William Wallace is dead. His head has been kebob'd on a pike as fly food, and his limbs have been scattered throughout Scotland to serve as a warning to any other would-be rebels thinking of spiting the British throne. This is Year 1304, lords and ladies. No messing around. Whatever you might know about Scotland's most famous revolutionary, perhaps gleaned from a certain 1995 historical action epic as inescapable as a wee chill on a fall Highlands day, know ye this: Netflix's expensive new war film Outlaw King is not telling THAT guy's story.
For director David Mackenzie (Hell or High Water), dispatching Wallace quickly is a cheeky way to tip his hat to Mel Gibson's Braveheart, the only movie anyone is going to think about when they see grizzled, shouty swordsmen in kilts. Outlaw King, then,is that film's de facto sequel, following the journey-in-exile of Robert the Bruce, who succeeded Wallace as a co-Guardian of Scotland until he mounted another, successful rebellion in his stead. Braveheart, which is getting its own Bruce-led sequel next year,depicted the man as a milquetoast heel-turner who ultimately sees the error of his ways. So think of his new, nobler incarnation, who bravely wards off the British to assert his claim to the Scottish throne, as a rehabilitation effort.
Glaring at the head of the army as Bruce is Chris Pine, solidly in the middle of the pack of Hollywood Chrises. His inoffensively bearded face and chiseled body (which gets fully nude for a bathing scene) stand out among men who must wear chain-mail hoodies to hide their terrible haircuts, but he projects so little authority as king that even he seems surprised when different clans pledge their loyalty to him. As Bruce's nemesis Edward, Prince of Wales, who only knows how to attack Scots when they're tied up, Billy Howle has to dip pretty low to make his sniveling wimp as unappealing as possible in contrast.
Outlaw King begins after the Battle of Falkirk, as King Edward I (Stephen Dillane from Game of Thrones, doing his usual Stannis Baratheon) has vanquished the would-be Scottish army. His Royal Highness cements this victory by firing a catapult, the climax of a flashy long take that serves to humiliate Bruce and his fellow rebels in front of their captors. Ordered by the King to share Scottish affairs with his rival John Comyn (Callan Mulvey), Bruce instead kills Comyn in a church, beginning a march across the country to round up supporters. He also gets an arranged marriage to Elizabeth de Burgh (Lady Macbeth's Florence Pugh), but don't worry: there's a scene of her verbally consenting to their union before the two shed their tunics in a dimly lit tent.

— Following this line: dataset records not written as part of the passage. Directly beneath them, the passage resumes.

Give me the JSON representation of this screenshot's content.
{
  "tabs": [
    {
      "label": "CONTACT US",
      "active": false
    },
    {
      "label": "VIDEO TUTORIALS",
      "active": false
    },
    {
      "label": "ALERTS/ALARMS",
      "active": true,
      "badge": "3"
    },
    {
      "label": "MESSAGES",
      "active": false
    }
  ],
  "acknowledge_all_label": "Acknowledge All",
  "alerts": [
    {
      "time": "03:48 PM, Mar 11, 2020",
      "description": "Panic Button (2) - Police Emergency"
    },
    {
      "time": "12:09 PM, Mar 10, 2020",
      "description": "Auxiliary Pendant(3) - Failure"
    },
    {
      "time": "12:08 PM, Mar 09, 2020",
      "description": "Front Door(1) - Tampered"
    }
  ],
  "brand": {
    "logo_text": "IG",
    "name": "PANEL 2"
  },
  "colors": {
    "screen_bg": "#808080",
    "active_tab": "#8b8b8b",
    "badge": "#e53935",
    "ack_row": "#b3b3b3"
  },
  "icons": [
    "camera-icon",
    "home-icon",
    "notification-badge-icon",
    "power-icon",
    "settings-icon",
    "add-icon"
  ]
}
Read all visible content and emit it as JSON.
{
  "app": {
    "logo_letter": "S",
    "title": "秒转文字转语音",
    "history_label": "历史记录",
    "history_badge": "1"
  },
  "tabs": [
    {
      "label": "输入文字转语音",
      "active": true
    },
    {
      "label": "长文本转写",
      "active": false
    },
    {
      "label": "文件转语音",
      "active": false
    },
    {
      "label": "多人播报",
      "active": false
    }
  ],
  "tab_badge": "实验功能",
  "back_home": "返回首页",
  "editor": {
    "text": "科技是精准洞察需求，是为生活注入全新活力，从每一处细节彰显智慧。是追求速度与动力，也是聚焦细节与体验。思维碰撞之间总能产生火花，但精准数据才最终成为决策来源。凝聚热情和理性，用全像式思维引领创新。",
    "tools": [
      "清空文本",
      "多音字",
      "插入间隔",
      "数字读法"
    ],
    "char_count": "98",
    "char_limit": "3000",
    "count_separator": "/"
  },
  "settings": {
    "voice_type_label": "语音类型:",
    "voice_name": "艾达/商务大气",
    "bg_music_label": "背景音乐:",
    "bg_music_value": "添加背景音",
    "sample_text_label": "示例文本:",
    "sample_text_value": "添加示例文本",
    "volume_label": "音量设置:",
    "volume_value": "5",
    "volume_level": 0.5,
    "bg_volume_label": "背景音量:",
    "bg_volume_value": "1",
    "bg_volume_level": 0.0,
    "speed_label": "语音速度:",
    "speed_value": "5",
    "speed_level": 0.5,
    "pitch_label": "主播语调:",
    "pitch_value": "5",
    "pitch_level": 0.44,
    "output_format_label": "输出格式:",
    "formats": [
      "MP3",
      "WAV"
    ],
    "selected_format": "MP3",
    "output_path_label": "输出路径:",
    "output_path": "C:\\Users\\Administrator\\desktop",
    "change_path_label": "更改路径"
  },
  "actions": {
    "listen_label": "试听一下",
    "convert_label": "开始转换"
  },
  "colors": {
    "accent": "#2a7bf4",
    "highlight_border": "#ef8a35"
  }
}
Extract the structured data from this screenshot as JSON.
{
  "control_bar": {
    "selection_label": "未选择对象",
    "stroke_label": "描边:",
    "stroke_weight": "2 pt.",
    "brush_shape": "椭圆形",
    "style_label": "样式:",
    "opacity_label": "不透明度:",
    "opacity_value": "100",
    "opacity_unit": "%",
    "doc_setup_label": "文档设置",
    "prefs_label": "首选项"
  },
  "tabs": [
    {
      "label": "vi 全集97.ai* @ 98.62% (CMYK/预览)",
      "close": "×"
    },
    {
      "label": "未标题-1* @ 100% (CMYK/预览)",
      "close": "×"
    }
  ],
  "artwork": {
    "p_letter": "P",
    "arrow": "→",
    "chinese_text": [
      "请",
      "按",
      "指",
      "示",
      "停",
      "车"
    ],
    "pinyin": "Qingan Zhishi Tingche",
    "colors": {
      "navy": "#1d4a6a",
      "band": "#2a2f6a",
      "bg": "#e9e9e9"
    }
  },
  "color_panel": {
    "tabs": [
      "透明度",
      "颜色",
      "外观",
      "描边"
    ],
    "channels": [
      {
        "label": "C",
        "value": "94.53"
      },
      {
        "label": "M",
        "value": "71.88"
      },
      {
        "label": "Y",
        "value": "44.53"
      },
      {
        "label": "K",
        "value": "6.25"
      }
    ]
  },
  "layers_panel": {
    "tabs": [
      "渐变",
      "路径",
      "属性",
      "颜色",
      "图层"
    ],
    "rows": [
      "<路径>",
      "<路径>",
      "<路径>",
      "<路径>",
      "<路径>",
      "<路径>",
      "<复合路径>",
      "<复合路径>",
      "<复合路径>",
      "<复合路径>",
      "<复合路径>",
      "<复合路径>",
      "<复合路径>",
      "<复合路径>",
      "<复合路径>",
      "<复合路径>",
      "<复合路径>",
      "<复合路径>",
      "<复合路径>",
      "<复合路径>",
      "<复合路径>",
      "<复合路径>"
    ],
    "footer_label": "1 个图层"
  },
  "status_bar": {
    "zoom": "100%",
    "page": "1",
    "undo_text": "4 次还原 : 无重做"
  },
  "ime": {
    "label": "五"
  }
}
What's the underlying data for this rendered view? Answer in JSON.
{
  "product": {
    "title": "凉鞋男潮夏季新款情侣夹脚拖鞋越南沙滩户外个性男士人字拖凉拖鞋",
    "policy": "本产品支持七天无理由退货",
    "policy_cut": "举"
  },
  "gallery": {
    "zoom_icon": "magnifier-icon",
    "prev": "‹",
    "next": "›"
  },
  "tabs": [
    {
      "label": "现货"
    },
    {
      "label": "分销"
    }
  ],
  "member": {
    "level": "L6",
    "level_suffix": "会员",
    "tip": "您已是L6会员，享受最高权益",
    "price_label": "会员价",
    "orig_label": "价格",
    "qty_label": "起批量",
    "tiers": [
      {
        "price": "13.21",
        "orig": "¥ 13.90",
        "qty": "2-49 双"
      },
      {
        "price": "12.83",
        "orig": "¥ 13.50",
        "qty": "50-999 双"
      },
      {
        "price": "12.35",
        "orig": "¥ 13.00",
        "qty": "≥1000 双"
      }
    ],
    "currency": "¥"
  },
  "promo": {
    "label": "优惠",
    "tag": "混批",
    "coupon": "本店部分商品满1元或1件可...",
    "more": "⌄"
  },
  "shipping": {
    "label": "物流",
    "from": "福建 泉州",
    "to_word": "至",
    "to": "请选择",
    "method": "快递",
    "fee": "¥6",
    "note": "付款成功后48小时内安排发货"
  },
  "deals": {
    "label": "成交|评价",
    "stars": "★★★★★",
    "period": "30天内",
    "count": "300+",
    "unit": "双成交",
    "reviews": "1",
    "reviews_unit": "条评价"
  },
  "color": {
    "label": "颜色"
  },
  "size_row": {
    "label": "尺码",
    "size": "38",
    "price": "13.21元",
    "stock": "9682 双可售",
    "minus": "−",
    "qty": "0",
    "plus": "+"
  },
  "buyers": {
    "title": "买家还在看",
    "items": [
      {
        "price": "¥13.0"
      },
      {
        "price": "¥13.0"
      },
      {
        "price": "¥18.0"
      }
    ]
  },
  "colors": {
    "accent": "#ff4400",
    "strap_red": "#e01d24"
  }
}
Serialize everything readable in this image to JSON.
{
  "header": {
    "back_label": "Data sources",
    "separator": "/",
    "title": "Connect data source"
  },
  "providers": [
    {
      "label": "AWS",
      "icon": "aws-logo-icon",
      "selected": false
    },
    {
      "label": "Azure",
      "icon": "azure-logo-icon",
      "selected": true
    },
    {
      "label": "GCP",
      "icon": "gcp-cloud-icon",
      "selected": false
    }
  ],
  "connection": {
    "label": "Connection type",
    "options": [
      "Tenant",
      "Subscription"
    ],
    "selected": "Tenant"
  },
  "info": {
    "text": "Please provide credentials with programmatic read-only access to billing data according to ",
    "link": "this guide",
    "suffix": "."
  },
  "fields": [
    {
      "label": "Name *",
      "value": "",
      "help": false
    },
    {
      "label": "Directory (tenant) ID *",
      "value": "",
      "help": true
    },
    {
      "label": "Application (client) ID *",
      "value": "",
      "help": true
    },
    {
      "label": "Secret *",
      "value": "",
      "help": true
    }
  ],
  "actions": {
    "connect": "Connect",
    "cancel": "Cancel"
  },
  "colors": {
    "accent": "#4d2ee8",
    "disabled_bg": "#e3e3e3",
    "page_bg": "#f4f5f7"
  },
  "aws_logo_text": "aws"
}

After a while of ransacking castles and slitting throats, the warring parties come to a head at the Battle of Loudoun Hill, where some nifty trenches come into play. It's a respite from the colorless action scenes that dominate the rest of the film, which fail to communicate much in the way of stakes or allegiances. Sometimes it's good to know a man's heart before he's sliced open and shows it to you.
After premiering to snoozes at this year's Toronto International Film Festival, Mackenzie has gutted nearly 20 minutes from his film, not unlike the Prince of Wales gutting piles of entrails from Bruce's allies once he captures them. (This movie is very bloody.) The new cut is lean, and moves well, though neither Mackenzie nor his four credited co-writers manage to bang out a halfway insightful angle on a familiar story. It might explain why Hollywood doesn't make big history epics like this anymore: If there's nothing left to say about them, why bother to rent all those fields and train all those expensive horses?
Swallowing any revulsion for Mel Gibson, watching Braveheart today shows what made it such a hit with audiences 23 years ago. The film expertly juggles a sweeping, mythical scope; big hero/villain archetypes that played to the rafters; a whiff of old-fashioned martyrdom; and an ideology that had little to do with Scotland but everything to do with chasing a larger, sketchier pursuit of freedom (or, as Wallace says, "Freeeeee-dom!"). Outlaw King fails to become the rightful heir to this throne, because it never goes big enough. Bruce's men wage their campaign in shadows instead of shouting their principles to the skies. They're largely humorless, and their victories are tactical but not very symbolic. Bruce's reputation may be restored, but our reasons for caring about it are not.